Мы никак не можем знать этого, поскольку счастье в нашем понимании данного слова вышло на первый план только в XVIII веке. Недавно оно вновь сделалось самостоятельной темой; сейчас, на основе опросов, статистики и анализов, мы можем оглянуться назад и поспорить. Как указывает Ричард Лэйард в своей книге «Счастье: уроки из новой науки», одним из определений счастья является ощущение, что сегодняшний день лучше, чем вчерашний. Огромная масса народу в Китае XIII века начала с весьма низкого положения. Эти люди наверняка и после по-прежнему боялись голода, болезней и наводнений, сборщиков налогов, «акул кредита», чиновника, стремящегося насильно забрать людей на принудительные работы; но они также знали, что два поколения назад миллионы погибли и еще миллионы были изгнаны из своих домов, в то время как по крайней мере с 1276 года у них царит мир. Они могли трудиться с большей, чем прежде, надеждой, что их труды не пойдут прахом. В средневековом Китае никто не спорил, что целью правительства является увеличение суммы человеческого счастья, но Хубилай и его сановники каким-то образом, трудясь ради создания стабильности, преемственности и национального богатства, сумели достичь если не наибольшего счастья для наибольшего числа людей, то, по крайней мере, снижения несчастья на 25 или 30 лет.
Часть четвертая
ЗИМА
Глава 13
КАМИКАДЗЕ
В 1280 году, после завоевания юга, Хубилай смог снова обратить взор в сторону Японии. Ему было уже 65 лет, и время поджимало. Но подгонял его не только возраст. Он вел себя как одержимый, стремясь как осуществить честолюбивые устремления своего деда по завоеванию всего мира, так и наказать эту «маленькую страну», имевшую безрассудную смелость сопротивляться ему. Для императора, столь чувствительного, когда затрагивался вопрос о его собственной легитимности, он, как всегда, твердо решил как можно скорее проявить себя истинным властелином.

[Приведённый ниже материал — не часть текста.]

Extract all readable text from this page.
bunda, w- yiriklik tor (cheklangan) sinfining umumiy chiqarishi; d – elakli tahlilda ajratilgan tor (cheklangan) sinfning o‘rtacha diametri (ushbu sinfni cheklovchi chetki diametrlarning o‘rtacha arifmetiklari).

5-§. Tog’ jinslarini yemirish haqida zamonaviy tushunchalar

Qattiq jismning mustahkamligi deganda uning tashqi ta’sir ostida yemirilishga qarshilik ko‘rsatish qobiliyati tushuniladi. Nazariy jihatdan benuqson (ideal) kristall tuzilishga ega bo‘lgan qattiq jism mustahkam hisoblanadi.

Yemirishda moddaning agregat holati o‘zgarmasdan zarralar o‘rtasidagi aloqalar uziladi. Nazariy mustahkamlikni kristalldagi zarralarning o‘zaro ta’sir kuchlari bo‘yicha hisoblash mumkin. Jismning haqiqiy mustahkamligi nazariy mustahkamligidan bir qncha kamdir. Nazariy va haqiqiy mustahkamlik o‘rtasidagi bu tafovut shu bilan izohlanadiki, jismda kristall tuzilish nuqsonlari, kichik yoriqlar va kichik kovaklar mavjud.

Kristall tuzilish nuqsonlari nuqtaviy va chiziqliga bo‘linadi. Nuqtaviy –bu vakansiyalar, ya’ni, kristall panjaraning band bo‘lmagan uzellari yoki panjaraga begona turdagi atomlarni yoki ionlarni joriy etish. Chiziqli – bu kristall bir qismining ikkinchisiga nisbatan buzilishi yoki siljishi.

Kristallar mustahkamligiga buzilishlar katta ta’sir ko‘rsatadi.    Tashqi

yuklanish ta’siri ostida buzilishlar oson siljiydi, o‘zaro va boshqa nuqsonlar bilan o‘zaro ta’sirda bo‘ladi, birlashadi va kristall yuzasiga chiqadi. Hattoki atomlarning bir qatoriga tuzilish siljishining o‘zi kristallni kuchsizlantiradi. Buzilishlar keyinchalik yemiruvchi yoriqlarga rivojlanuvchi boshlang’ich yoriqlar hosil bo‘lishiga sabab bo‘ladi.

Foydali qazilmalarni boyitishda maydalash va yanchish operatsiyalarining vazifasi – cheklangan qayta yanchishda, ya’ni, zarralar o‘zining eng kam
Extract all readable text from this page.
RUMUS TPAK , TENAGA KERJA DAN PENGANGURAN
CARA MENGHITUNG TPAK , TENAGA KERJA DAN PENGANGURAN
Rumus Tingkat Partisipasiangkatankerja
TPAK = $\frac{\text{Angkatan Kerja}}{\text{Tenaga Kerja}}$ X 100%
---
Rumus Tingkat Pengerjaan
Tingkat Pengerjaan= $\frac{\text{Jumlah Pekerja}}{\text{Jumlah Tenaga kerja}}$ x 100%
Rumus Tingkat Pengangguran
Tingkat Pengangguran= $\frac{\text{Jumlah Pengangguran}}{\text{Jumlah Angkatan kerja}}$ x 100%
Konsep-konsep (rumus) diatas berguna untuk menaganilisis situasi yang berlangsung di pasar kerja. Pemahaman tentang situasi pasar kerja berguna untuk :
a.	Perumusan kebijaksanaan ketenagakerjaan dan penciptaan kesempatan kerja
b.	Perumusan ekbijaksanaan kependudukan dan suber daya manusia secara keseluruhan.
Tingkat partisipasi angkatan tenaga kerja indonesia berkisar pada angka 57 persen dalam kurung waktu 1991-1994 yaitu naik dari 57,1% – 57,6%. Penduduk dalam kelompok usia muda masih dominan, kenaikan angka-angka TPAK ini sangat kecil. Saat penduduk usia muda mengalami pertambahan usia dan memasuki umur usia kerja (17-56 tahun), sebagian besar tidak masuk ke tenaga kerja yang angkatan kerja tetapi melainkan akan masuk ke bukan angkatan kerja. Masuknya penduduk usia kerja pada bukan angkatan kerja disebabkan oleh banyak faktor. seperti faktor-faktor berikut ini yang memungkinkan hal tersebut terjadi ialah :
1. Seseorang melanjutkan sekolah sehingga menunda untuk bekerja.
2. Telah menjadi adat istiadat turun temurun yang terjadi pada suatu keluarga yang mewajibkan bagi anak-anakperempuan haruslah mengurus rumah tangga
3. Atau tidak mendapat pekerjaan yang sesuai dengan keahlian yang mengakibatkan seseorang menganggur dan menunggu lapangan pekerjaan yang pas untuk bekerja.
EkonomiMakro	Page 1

В описаниях этой кампании до недавнего времени преобладала японская точка зрения, так как победа осталась за японцами, а история больше принадлежит победителям, чем проигравшим. Повесть эту рассказывали часто: могучий китайский флот собирался сокрушить злосчастных, отставших от жизни японских самураев, когда на помощь японцам пришли сами небеса, наслав тайфун, отправивший флот Хубилая в небытие. Вскоре после этого японцы назвали тот шторм «божественным ветром», камикадзе (слово коми имеет также смысл «бог», «дух» и «высший»), ссылаясь на него как на доказательство, что Япония находится под защитой Неба. Это подходило правящей элите, власть которой отчасти зависела от веры в ее способность совершать правильные религиозные ритуалы. Именно с целью навеять мысль о небесной защите, японских пилотов-самоубийц времен Второй Мировой и назвали камикадзе: они были новым «божественным ветром», который должен обеспечить защиту от иностранного вторжения. Вплоть до самого поражения Японии в 1945 году мысль об этом успокаивала население.